Our second session of the afternoon, ‘Foreign-Language Film Distribution and TV Programming in the UK’, began with Dr Huw Jones (University of York) introducing his work for MeCETES on the market for foreign language films in the UK. You can download Dr Jones’ whole presentation here. Britain has the lowest proportion of foreign lang film viewers. Only 5% say they watch foreign lang films regularly. Why are people put off foreign films? We don’t like subtitles, they’re too ‘arty’, bad acting, cultural prejudices, limited availability, and a “characteristically insular mindset” which not only stops us learning languages but makes us reject foreign products all contribute. However: 25% of Britons surveyed say there are not enough foreign-lang films in the UK, especially as foreign language films are being squeezed out by American arthouse films and live theatre screenings. Cinemas are also not catering for the new language markets; for example, there is a big disparity between the number of Polish speakers in the UK and Polish film screenings.The typical foreign language film fans are young, urban, educated, earn less than £30k, but have high cultural capital. MeCETES are trying to better understand the market to give policy recommendations to the EU, who currently support the mobility of foreign films through the MEDIA programme. In the following discussion, Paul Kaye, from the DGT at the European Commission added that films should be made available with subtitles in the original language to help language learners.

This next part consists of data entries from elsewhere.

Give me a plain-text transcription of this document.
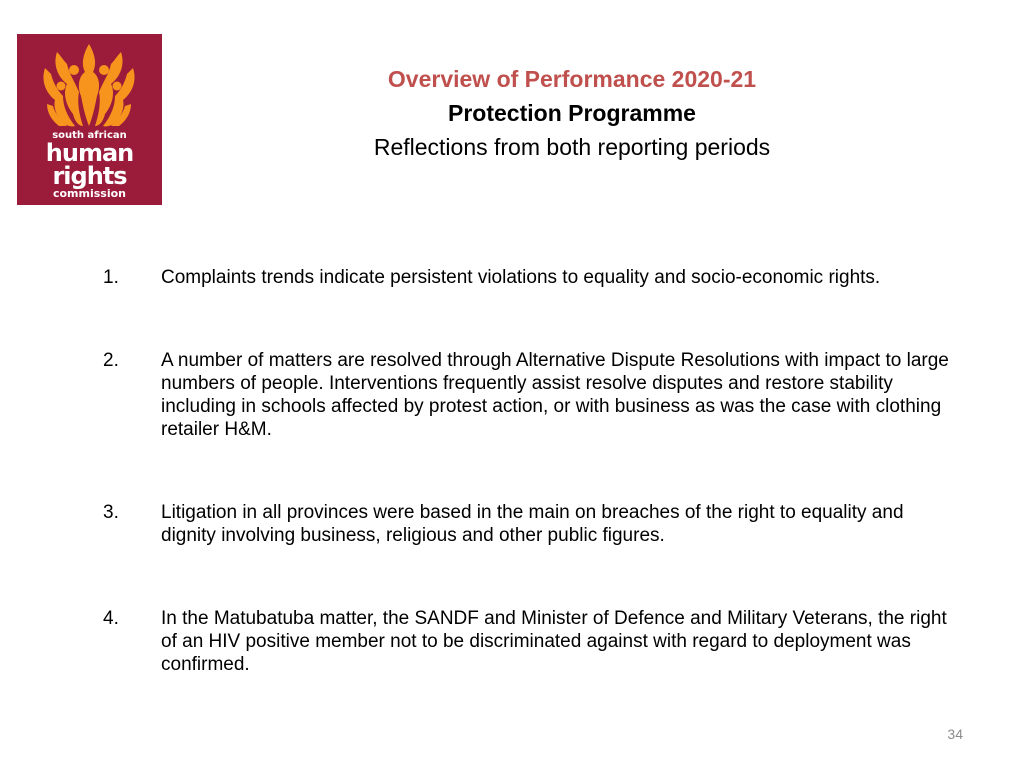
south african
human
rights
commission
Overview of Performance 2020-21
Protection Programme
Reflections from both reporting periods
1. Complaints trends indicate persistent violations to equality and socio-economic rights.
2. A number of matters are resolved through Alternative Dispute Resolutions with impact to large numbers of people. Interventions frequently assist resolve disputes and restore stability including in schools affected by protest action, or with business as was the case with clothing retailer H&M.
3. Litigation in all provinces were based in the main on breaches of the right to equality and dignity involving business, religious and other public figures.
4. In the Matubatuba matter, the SANDF and Minister of Defence and Military Veterans, the right of an HIV positive member not to be discriminated against with regard to deployment was confirmed.
34
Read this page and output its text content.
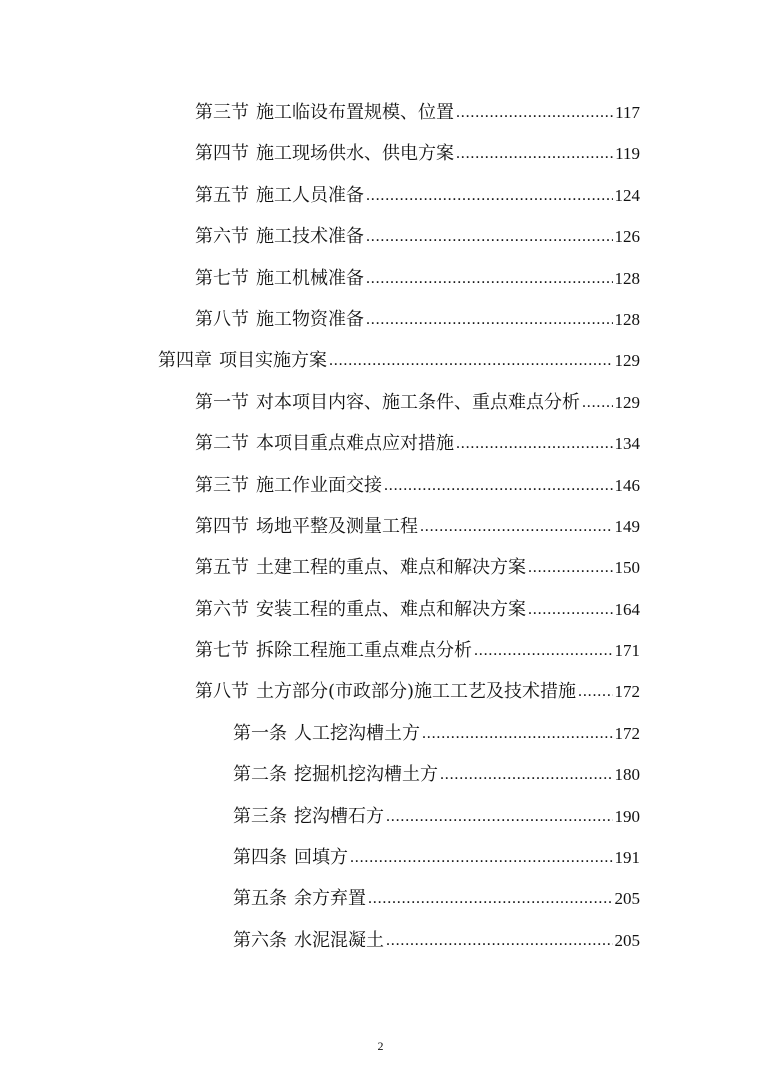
第三节 施工临设布置规模、位置 .....	117
第四节 施工现场供水、供电方案 .....	119
第五节 施工人员准备 .....	124
第六节 施工技术准备 .....	126
第七节 施工机械准备 .....	128
第八节 施工物资准备 .....	128
第四章 项目实施方案 .....	129
第一节 对本项目内容、施工条件、重点难点分析 ..... 129
第二节 本项目重点难点应对措施 .....	134
第三节 施工作业面交接 .....	146
第四节 场地平整及测量工程 .....	149
第五节 土建工程的重点、难点和解决方案 .....	150
第六节 安装工程的重点、难点和解决方案 .....	164
第七节 拆除工程施工重点难点分析 .....	171
第八节 土方部分(市政部分)施工工艺及技术措施 ..... 172
第一条 人工挖沟槽土方 .....	172
第二条 挖掘机挖沟槽土方 .....	180
第三条 挖沟槽石方 .....	190
第四条 回填方 .....	191
第五条 余方弃置 .....	205
第六条 水泥混凝土 .....	205
2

Finally, Dr Sonali Joshi, founder of Day For Night, gave the industry perspective on subtitling and distribution. Day For Night has been operating for about a year, bringing films they’ve found at festivals to the UK and Ireland. They also subtitle their own films in house as well as work for art galleries, factual programming and films for other companies. Dr Joshi explained how films were released in 33 languages in the UK in 2012 but only 1 or 2 per language. The greatest number of foreign releases are in French, but the biggest box office draw is Hindi. The decreasing distinction between the programming at independent and chain cinemas means less space for foreign films, which is why Day For Night screen films in non-traditional places like universities and galleries. Dr Joshi suggested that we need more film education to encourage young people to watch foreign films, like the BBC 2 series Moviedrome did from 1988-2000. When asked about whether Video On Demand makes it easier to distribute foreign language films, Dr Joshi replied that small films can get completely lost on the big VOD platforms like Netflix, but curated platforms like Mubi can be a good alternative.
The afternoon ended with a round table between all speakers. We discussed how there is often no subtitling budget because people don’t think of it until too late, resulting in a loss of quality and communication. The consensus was it’s very odd most directors don’t care about subtitles when they govern how most people experience the film. Dr Joshi explained that most directors rely on favours to get films subtitled for festivals, and maintained that festivals should insist on a standard of subtitling. Our speakers also all agreed that there is space in academia to develop new modules that bring together subtitling skills and cultural film studies.